E pensare che nel dopoguerra si picchiavano per andare a votare. Si picchiavano nelle strade, gran passione, nelle piazze, scontri, comizi, bianchi, neri, repubblicani, monarchici, destra, sinistra, tutti alle urne, anche le donne finalmente. Il suffragio universale.
Adesso, quella domenica lì, quelli di sinistra vanno a Riccione, quelli di destra vanno in Sardegna… il naufragio universale.
Ma perché fate le elezioni d’estate, che vince sempre il mare.
D’altronde il voto è un diritto-dovere. Anche questa è bella. Che sia un diritto lo abbiamo capito tutti. Che sia un dovere, ultimamente non l’ha capito nessuno.
Che mestiere strano quello del politico. È l’unico mestiere in cui uno dice: «Io sono il più bravo». E se lo dice da sé. E te lo scrive, e te lo grida, nelle piazze, nei comizi. «Io sono l’uomo giusto al posto giusto». Complimenti. Eccoli qua..
E allora come si fa a tacciare di sterile menefreghismo uno che non vota? Potrebbe essere un rifiuto forte e cosciente di “questa” politica.
No, perché non è mica facile non andare a votare. Soprattutto non è bello farlo così, a cuor leggero, o addirittura farsene un vanto.
C’è dentro il disagio di non appartenere più a niente, di essere diventati totalmente impotenti. C’è dentro il dolore di essere diventati così poveri di ideali, senza più uno slancio, un sogno, una proposta, una fede.

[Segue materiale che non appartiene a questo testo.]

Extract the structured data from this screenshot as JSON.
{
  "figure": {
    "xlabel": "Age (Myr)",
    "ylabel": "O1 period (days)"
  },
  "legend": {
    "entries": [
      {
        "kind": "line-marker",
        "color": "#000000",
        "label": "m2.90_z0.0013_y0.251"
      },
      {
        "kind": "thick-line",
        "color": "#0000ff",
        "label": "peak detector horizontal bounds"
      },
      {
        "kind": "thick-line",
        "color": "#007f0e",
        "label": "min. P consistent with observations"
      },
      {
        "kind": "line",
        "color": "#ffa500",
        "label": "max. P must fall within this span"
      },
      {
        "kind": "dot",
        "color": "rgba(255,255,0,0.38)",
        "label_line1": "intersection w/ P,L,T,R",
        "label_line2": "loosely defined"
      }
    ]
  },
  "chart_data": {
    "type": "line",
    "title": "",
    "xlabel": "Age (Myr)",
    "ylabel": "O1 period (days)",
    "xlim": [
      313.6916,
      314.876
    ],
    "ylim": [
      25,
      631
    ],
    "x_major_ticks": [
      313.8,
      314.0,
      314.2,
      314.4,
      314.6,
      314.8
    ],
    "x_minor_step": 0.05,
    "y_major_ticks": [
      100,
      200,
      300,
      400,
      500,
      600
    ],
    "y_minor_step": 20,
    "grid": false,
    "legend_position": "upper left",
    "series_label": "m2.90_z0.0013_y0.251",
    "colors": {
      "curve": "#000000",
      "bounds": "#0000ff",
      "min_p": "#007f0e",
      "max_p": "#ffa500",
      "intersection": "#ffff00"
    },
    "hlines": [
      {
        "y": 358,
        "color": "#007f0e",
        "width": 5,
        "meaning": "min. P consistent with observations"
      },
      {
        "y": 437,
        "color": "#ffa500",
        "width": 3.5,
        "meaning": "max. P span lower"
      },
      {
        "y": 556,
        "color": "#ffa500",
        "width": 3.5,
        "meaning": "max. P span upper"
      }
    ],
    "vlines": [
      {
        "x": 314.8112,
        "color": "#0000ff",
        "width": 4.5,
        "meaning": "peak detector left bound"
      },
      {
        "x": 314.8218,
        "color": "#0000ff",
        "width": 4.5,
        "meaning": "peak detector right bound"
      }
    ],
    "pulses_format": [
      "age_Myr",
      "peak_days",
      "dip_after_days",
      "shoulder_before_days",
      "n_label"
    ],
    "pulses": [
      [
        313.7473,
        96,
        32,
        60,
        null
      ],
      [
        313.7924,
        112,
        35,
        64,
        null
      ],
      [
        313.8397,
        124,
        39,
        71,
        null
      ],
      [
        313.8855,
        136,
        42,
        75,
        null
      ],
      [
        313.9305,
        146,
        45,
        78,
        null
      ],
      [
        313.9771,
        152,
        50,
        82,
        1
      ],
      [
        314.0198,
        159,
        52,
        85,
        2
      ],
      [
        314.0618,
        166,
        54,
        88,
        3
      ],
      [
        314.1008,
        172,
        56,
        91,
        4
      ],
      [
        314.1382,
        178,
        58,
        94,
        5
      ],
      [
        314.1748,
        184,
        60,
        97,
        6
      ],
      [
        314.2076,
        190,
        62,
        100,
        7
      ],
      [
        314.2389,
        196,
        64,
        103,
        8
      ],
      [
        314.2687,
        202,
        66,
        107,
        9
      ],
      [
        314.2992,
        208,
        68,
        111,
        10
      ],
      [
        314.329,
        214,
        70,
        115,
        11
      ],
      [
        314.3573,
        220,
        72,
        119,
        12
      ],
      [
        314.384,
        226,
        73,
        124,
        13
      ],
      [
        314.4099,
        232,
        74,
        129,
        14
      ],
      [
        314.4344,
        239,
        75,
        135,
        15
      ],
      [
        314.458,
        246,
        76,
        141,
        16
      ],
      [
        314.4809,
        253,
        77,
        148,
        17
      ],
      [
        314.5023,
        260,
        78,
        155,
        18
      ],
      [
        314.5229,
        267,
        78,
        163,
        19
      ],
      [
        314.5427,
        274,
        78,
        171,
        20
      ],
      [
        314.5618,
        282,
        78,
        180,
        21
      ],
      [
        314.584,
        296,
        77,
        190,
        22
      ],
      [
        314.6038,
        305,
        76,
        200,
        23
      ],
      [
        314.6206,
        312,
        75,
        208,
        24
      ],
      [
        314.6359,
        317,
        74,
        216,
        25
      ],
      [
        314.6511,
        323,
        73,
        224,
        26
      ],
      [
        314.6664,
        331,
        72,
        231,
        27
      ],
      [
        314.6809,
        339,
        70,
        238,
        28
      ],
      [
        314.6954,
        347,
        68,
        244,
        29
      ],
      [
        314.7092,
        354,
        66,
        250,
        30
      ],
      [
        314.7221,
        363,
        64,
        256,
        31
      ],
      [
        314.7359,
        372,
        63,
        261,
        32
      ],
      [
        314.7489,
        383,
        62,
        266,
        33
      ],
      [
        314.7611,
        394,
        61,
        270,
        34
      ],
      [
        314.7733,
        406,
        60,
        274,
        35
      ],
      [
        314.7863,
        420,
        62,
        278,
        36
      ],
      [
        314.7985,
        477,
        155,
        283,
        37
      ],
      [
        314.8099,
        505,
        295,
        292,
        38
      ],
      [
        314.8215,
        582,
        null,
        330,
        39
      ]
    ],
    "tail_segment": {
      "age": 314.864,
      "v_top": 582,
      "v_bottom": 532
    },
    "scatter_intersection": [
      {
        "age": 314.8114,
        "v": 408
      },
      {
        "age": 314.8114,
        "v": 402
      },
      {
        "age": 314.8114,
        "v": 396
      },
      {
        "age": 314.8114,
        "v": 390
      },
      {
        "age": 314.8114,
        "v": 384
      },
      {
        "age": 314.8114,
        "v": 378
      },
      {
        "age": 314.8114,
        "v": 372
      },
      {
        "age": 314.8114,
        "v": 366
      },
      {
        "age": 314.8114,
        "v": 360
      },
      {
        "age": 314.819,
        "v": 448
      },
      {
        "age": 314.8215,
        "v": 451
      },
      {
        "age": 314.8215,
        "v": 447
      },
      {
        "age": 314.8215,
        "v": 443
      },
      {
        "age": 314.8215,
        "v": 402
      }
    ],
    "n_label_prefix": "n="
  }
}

È come una specie di resa.
Ma al di là di chi vota e di chi non vota, al di là dell’intervento, al di là del fare o non fare politica, l’importante sarebbe continuare a “essere” politici. Perché in ogni parola, in ogni gesto, in qualsiasi azione normale, in qualsiasi momento della nostra vita, ognuno di noi ha la possibilità di esprimere il suo pensiero di uomo e soprattutto di uomo che vuol vivere con gli uomini.
E questo non è un diritto. È un dovere.